Speaking of Change, Collaboration, Leadership, and Body Language

Sunday, October 02, 2005

If you put a microphone in every coffee station, doorway and stairwell in your organization and listened to people’s conversations – what would you hear? Well, sure, you’d get the latest dirt on who’s sleeping with whom – but that would be a minute percentage of the talk. Most of it would revolve around issues like these: Where is the knowledge in this organization? Who’s reliable - trustworthy? How am I supposed to behave in this situation? Have you ever dealt with this customer – problem – manager before? How did that jerk get promoted? Did “so and so” really retire or was he asked to leave? Why did the stock price take a dive? Have you heard that we may be acquired – get a new CEO – move headquarters?

This is the office grapevine in action - and we couldn't operate without it. But office buzz can also pose a big threat for management and corporate communication professionals.

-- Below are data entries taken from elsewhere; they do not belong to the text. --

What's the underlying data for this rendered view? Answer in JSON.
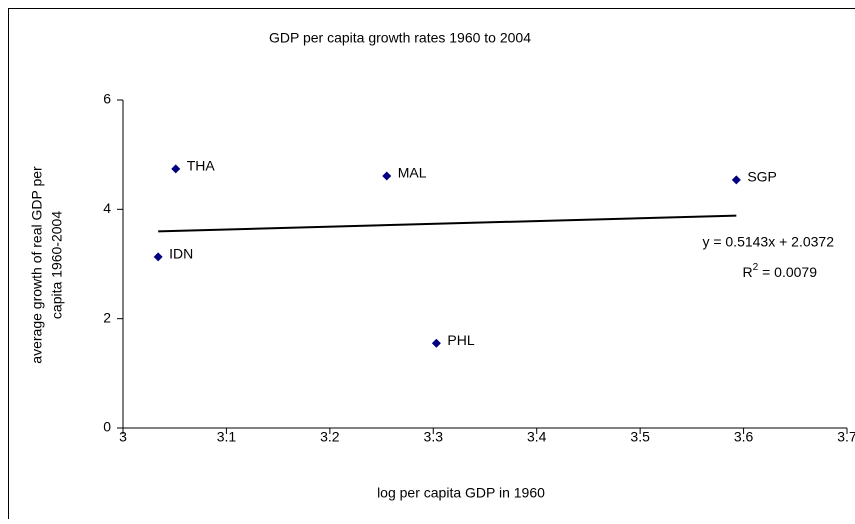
{
  "chart_data": {
    "type": "scatter",
    "title": "GDP per capita growth rates 1960 to 2004",
    "x_label": "log per capita GDP in  1960",
    "y_label": [
      "average growth of real GDP per",
      "capita 1960-2004"
    ],
    "categories": [
      "IDN",
      "THA",
      "MAL",
      "PHL",
      "SGP"
    ],
    "x": [
      3.034,
      3.051,
      3.255,
      3.303,
      3.593
    ],
    "values": [
      3.13,
      4.74,
      4.61,
      1.55,
      4.54
    ],
    "color": "#000080",
    "xlim": [
      3,
      3.7
    ],
    "xticks": [
      3,
      3.1,
      3.2,
      3.3,
      3.4,
      3.5,
      3.6,
      3.7
    ],
    "ylim": [
      0,
      6
    ],
    "yticks": [
      0,
      2,
      4,
      6
    ],
    "trendline": {
      "equation": "y = 0.5143x + 2.0372",
      "slope": 0.5143,
      "intercept": 2.0372,
      "r_squared_text": [
        "R",
        "2",
        " = 0.0079"
      ]
    }
  }
}
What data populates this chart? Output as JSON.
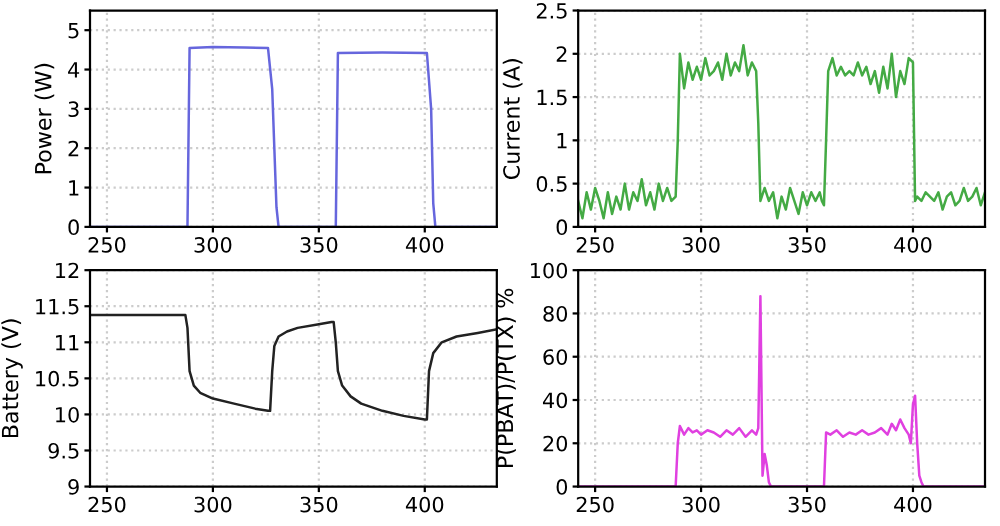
{
  "chart_data": [
    {
      "type": "line",
      "ylabel": "Power (W)",
      "xlim": [
        242,
        434
      ],
      "xticks": [
        250,
        300,
        350,
        400
      ],
      "ylim": [
        0,
        5.5
      ],
      "yticks": [
        0,
        1,
        2,
        3,
        4,
        5
      ],
      "grid": true,
      "series": [
        {
          "color": "#6666dd",
          "x": [
            242,
            288,
            289,
            300,
            315,
            326,
            328,
            330,
            331,
            357,
            358,
            359,
            380,
            401,
            403,
            404,
            405,
            434
          ],
          "values": [
            0,
            0,
            4.55,
            4.57,
            4.56,
            4.55,
            3.5,
            0.5,
            0,
            0,
            0,
            4.42,
            4.43,
            4.42,
            3.0,
            0.6,
            0,
            0
          ]
        }
      ]
    },
    {
      "type": "line",
      "ylabel": "Current (A)",
      "xlim": [
        242,
        434
      ],
      "xticks": [
        250,
        300,
        350,
        400
      ],
      "ylim": [
        0,
        2.5
      ],
      "yticks": [
        0,
        0.5,
        1,
        1.5,
        2,
        2.5
      ],
      "grid": true,
      "series": [
        {
          "color": "#44aa44",
          "x": [
            242,
            244,
            246,
            248,
            250,
            252,
            254,
            256,
            258,
            260,
            262,
            264,
            266,
            268,
            270,
            272,
            274,
            276,
            278,
            280,
            282,
            284,
            286,
            288,
            289,
            290,
            292,
            294,
            296,
            298,
            300,
            302,
            304,
            306,
            308,
            310,
            312,
            314,
            316,
            318,
            320,
            322,
            324,
            326,
            327,
            328,
            330,
            332,
            334,
            336,
            338,
            340,
            342,
            344,
            346,
            348,
            350,
            352,
            354,
            356,
            357,
            358,
            359,
            360,
            362,
            364,
            366,
            368,
            370,
            372,
            374,
            376,
            378,
            380,
            382,
            384,
            386,
            388,
            390,
            392,
            394,
            396,
            398,
            400,
            401,
            402,
            404,
            406,
            408,
            410,
            412,
            414,
            416,
            418,
            420,
            422,
            424,
            426,
            428,
            430,
            432,
            434
          ],
          "values": [
            0.3,
            0.1,
            0.4,
            0.2,
            0.45,
            0.3,
            0.1,
            0.4,
            0.15,
            0.35,
            0.2,
            0.5,
            0.2,
            0.4,
            0.3,
            0.55,
            0.25,
            0.4,
            0.2,
            0.5,
            0.3,
            0.45,
            0.3,
            0.35,
            1.0,
            2.0,
            1.6,
            1.9,
            1.7,
            1.85,
            1.7,
            1.95,
            1.75,
            1.8,
            1.9,
            1.7,
            2.0,
            1.75,
            1.9,
            1.8,
            2.1,
            1.75,
            1.9,
            1.8,
            1.2,
            0.3,
            0.45,
            0.3,
            0.4,
            0.1,
            0.35,
            0.2,
            0.45,
            0.3,
            0.15,
            0.4,
            0.25,
            0.4,
            0.3,
            0.4,
            0.3,
            0.25,
            1.0,
            1.8,
            1.95,
            1.75,
            1.85,
            1.75,
            1.8,
            1.75,
            1.9,
            1.75,
            1.85,
            1.65,
            1.8,
            1.55,
            1.85,
            1.6,
            2.0,
            1.5,
            1.8,
            1.65,
            1.95,
            1.9,
            0.3,
            0.35,
            0.3,
            0.4,
            0.35,
            0.3,
            0.4,
            0.2,
            0.35,
            0.4,
            0.25,
            0.3,
            0.45,
            0.3,
            0.35,
            0.45,
            0.25,
            0.4
          ]
        }
      ]
    },
    {
      "type": "line",
      "ylabel": "Battery (V)",
      "xlim": [
        242,
        434
      ],
      "xticks": [
        250,
        300,
        350,
        400
      ],
      "ylim": [
        9,
        12
      ],
      "yticks": [
        9,
        9.5,
        10,
        10.5,
        11,
        11.5,
        12
      ],
      "grid": true,
      "series": [
        {
          "color": "#222222",
          "x": [
            242,
            270,
            287,
            288,
            289,
            291,
            294,
            300,
            310,
            320,
            326,
            327,
            328,
            329,
            331,
            335,
            340,
            350,
            356,
            357,
            358,
            359,
            361,
            365,
            370,
            380,
            390,
            400,
            401,
            402,
            404,
            408,
            415,
            425,
            434
          ],
          "values": [
            11.38,
            11.38,
            11.38,
            11.2,
            10.6,
            10.4,
            10.3,
            10.22,
            10.15,
            10.08,
            10.05,
            10.05,
            10.6,
            10.95,
            11.08,
            11.15,
            11.2,
            11.25,
            11.28,
            11.28,
            11.0,
            10.6,
            10.4,
            10.25,
            10.15,
            10.05,
            9.98,
            9.93,
            9.93,
            10.6,
            10.85,
            11.0,
            11.08,
            11.13,
            11.18
          ]
        }
      ]
    },
    {
      "type": "line",
      "ylabel": "P(PBAT)/P(TX) %",
      "xlim": [
        242,
        434
      ],
      "xticks": [
        250,
        300,
        350,
        400
      ],
      "ylim": [
        0,
        100
      ],
      "yticks": [
        0,
        20,
        40,
        60,
        80,
        100
      ],
      "grid": true,
      "series": [
        {
          "color": "#e040e0",
          "x": [
            242,
            288,
            289,
            290,
            292,
            294,
            296,
            298,
            300,
            303,
            306,
            309,
            312,
            315,
            318,
            321,
            324,
            326,
            327,
            328,
            329,
            330,
            331,
            332,
            333,
            357,
            358,
            359,
            361,
            364,
            367,
            370,
            373,
            376,
            379,
            382,
            385,
            388,
            390,
            392,
            394,
            396,
            398,
            399,
            400,
            401,
            402,
            403,
            404,
            405,
            434
          ],
          "values": [
            0,
            0,
            20,
            28,
            24,
            27,
            25,
            26,
            24,
            26,
            25,
            23,
            26,
            24,
            27,
            23,
            26,
            24,
            27,
            88,
            5,
            15,
            10,
            2,
            0,
            0,
            0,
            25,
            24,
            26,
            23,
            25,
            24,
            26,
            24,
            25,
            27,
            24,
            29,
            26,
            31,
            27,
            24,
            20,
            38,
            42,
            20,
            5,
            2,
            0,
            0
          ]
        }
      ]
    }
  ]
}
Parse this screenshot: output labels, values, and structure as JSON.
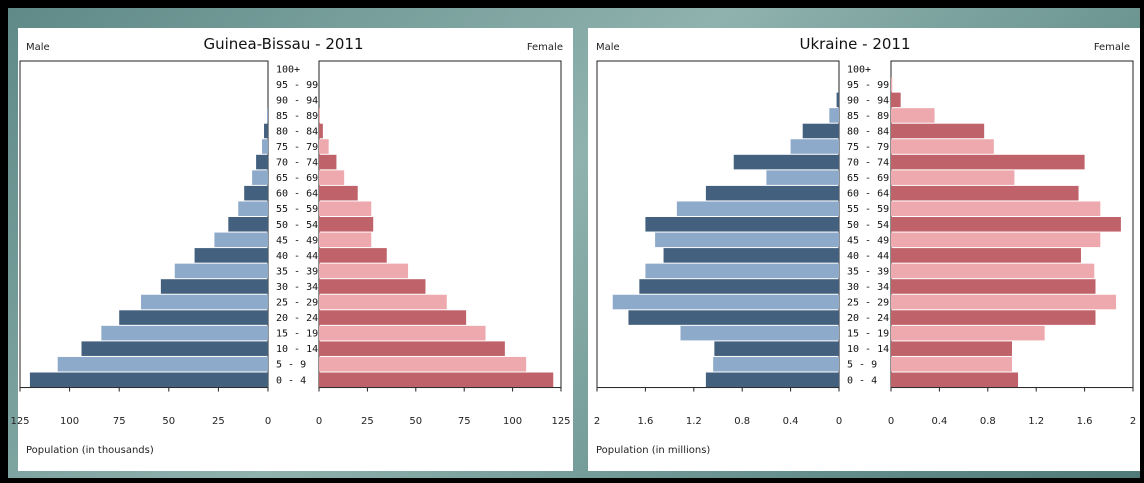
{
  "age_groups": [
    "100+",
    "95 - 99",
    "90 - 94",
    "85 - 89",
    "80 - 84",
    "75 - 79",
    "70 - 74",
    "65 - 69",
    "60 - 64",
    "55 - 59",
    "50 - 54",
    "45 - 49",
    "40 - 44",
    "35 - 39",
    "30 - 34",
    "25 - 29",
    "20 - 24",
    "15 - 19",
    "10 - 14",
    "5 - 9",
    "0 - 4"
  ],
  "colors": {
    "male_dark": "#44607f",
    "male_light": "#8eaacb",
    "female_dark": "#c0626a",
    "female_light": "#eea9ae"
  },
  "chart_data": [
    {
      "type": "bar",
      "title": "Guinea-Bissau - 2011",
      "left_label": "Male",
      "right_label": "Female",
      "xlabel": "Population (in thousands)",
      "xlim": [
        0,
        125
      ],
      "ticks_left": [
        "125",
        "100",
        "75",
        "50",
        "25",
        "0"
      ],
      "ticks_right": [
        "0",
        "25",
        "50",
        "75",
        "100",
        "125"
      ],
      "tick_values": [
        0,
        25,
        50,
        75,
        100,
        125
      ],
      "categories": [
        "100+",
        "95 - 99",
        "90 - 94",
        "85 - 89",
        "80 - 84",
        "75 - 79",
        "70 - 74",
        "65 - 69",
        "60 - 64",
        "55 - 59",
        "50 - 54",
        "45 - 49",
        "40 - 44",
        "35 - 39",
        "30 - 34",
        "25 - 29",
        "20 - 24",
        "15 - 19",
        "10 - 14",
        "5 - 9",
        "0 - 4"
      ],
      "series": [
        {
          "name": "Male",
          "values": [
            0,
            0,
            0,
            0.5,
            2,
            3,
            6,
            8,
            12,
            15,
            20,
            27,
            37,
            47,
            54,
            64,
            75,
            84,
            94,
            106,
            120
          ]
        },
        {
          "name": "Female",
          "values": [
            0,
            0,
            0,
            0.5,
            2,
            5,
            9,
            13,
            20,
            27,
            28,
            27,
            35,
            46,
            55,
            66,
            76,
            86,
            96,
            107,
            121
          ]
        }
      ]
    },
    {
      "type": "bar",
      "title": "Ukraine - 2011",
      "left_label": "Male",
      "right_label": "Female",
      "xlabel": "Population (in millions)",
      "xlim": [
        0,
        2
      ],
      "ticks_left": [
        "2",
        "1.6",
        "1.2",
        "0.8",
        "0.4",
        "0"
      ],
      "ticks_right": [
        "0",
        "0.4",
        "0.8",
        "1.2",
        "1.6",
        "2"
      ],
      "tick_values": [
        0,
        0.4,
        0.8,
        1.2,
        1.6,
        2
      ],
      "categories": [
        "100+",
        "95 - 99",
        "90 - 94",
        "85 - 89",
        "80 - 84",
        "75 - 79",
        "70 - 74",
        "65 - 69",
        "60 - 64",
        "55 - 59",
        "50 - 54",
        "45 - 49",
        "40 - 44",
        "35 - 39",
        "30 - 34",
        "25 - 29",
        "20 - 24",
        "15 - 19",
        "10 - 14",
        "5 - 9",
        "0 - 4"
      ],
      "series": [
        {
          "name": "Male",
          "values": [
            0,
            0,
            0.02,
            0.08,
            0.3,
            0.4,
            0.87,
            0.6,
            1.1,
            1.34,
            1.6,
            1.52,
            1.45,
            1.6,
            1.65,
            1.87,
            1.74,
            1.31,
            1.03,
            1.04,
            1.1
          ]
        },
        {
          "name": "Female",
          "values": [
            0,
            0.01,
            0.08,
            0.36,
            0.77,
            0.85,
            1.6,
            1.02,
            1.55,
            1.73,
            1.9,
            1.73,
            1.57,
            1.68,
            1.69,
            1.86,
            1.69,
            1.27,
            1.0,
            1.0,
            1.05
          ]
        }
      ]
    }
  ]
}
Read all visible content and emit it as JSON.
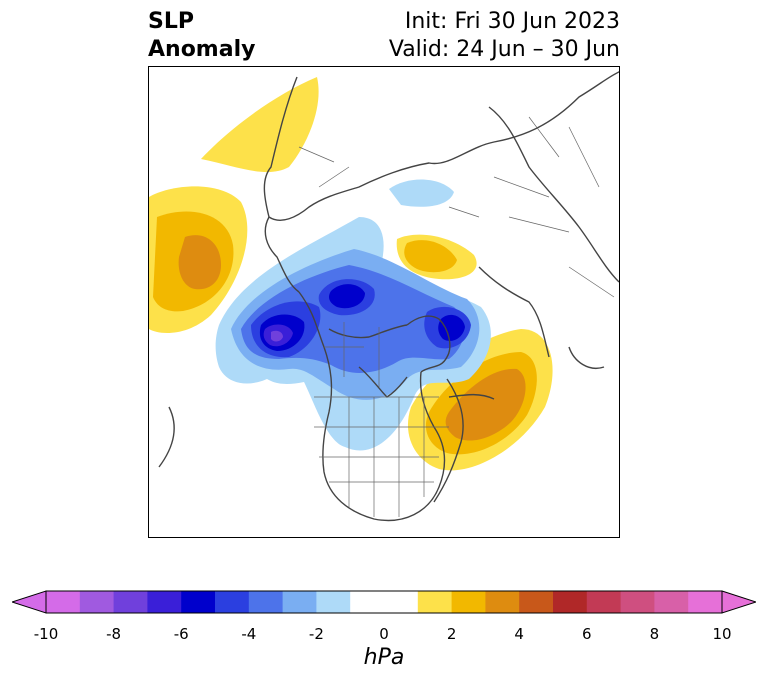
{
  "title": {
    "left_line1": "SLP",
    "left_line2": "Anomaly",
    "right_line1": "Init: Fri 30 Jun 2023",
    "right_line2": "Valid: 24 Jun – 30 Jun"
  },
  "colorbar": {
    "unit": "hPa",
    "tick_labels": [
      "-10",
      "-8",
      "-6",
      "-4",
      "-2",
      "0",
      "2",
      "4",
      "6",
      "8",
      "10"
    ],
    "bins": [
      {
        "from": -10,
        "to": -9,
        "color": "#d46be8"
      },
      {
        "from": -9,
        "to": -8,
        "color": "#a05ae0"
      },
      {
        "from": -8,
        "to": -7,
        "color": "#7040dc"
      },
      {
        "from": -7,
        "to": -6,
        "color": "#3a1fd8"
      },
      {
        "from": -6,
        "to": -5,
        "color": "#0000cc"
      },
      {
        "from": -5,
        "to": -4,
        "color": "#2b3fe0"
      },
      {
        "from": -4,
        "to": -3,
        "color": "#4d73ea"
      },
      {
        "from": -3,
        "to": -2,
        "color": "#7aaef2"
      },
      {
        "from": -2,
        "to": -1,
        "color": "#aedaf8"
      },
      {
        "from": -1,
        "to": 1,
        "color": "#ffffff"
      },
      {
        "from": 1,
        "to": 2,
        "color": "#fde14a"
      },
      {
        "from": 2,
        "to": 3,
        "color": "#f2b800"
      },
      {
        "from": 3,
        "to": 4,
        "color": "#de8c10"
      },
      {
        "from": 4,
        "to": 5,
        "color": "#c8581a"
      },
      {
        "from": 5,
        "to": 6,
        "color": "#b02828"
      },
      {
        "from": 6,
        "to": 7,
        "color": "#c23a55"
      },
      {
        "from": 7,
        "to": 8,
        "color": "#cf4f80"
      },
      {
        "from": 8,
        "to": 9,
        "color": "#d860a8"
      },
      {
        "from": 9,
        "to": 10,
        "color": "#e670d8"
      }
    ],
    "under_color": "#d46be8",
    "over_color": "#e670d8"
  },
  "map": {
    "projection": "north-polar-stereographic",
    "field": "sea level pressure anomaly",
    "coast_color": "#444444",
    "features": [
      {
        "name": "high-north-pacific",
        "sign": "positive",
        "peak_hpa": 4
      },
      {
        "name": "high-north-atlantic",
        "sign": "positive",
        "peak_hpa": 4
      },
      {
        "name": "high-scandinavia",
        "sign": "positive",
        "peak_hpa": 2
      },
      {
        "name": "high-siberia",
        "sign": "positive",
        "peak_hpa": 3
      },
      {
        "name": "low-gulf-of-alaska",
        "sign": "negative",
        "peak_hpa": -8
      },
      {
        "name": "low-beaufort-sea",
        "sign": "negative",
        "peak_hpa": -6
      },
      {
        "name": "low-baffin-bay",
        "sign": "negative",
        "peak_hpa": -7
      }
    ]
  }
}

I just finished a study on the office grapevine and how it compares with more formal channels of information (including speeches from senior management, articles in newsletters, and messages from first-line supervisors) and I think this response from my survey sums it up perfectly: “Formal communication focuses on messages the company wants to deliver, with a scope management feels is appropriate, and at a time management feels is right. The reason the grapevine plays such an important role is that it delivers the information employees care about, provides the details employees think they should know, and is delivered at the time employees are interested.”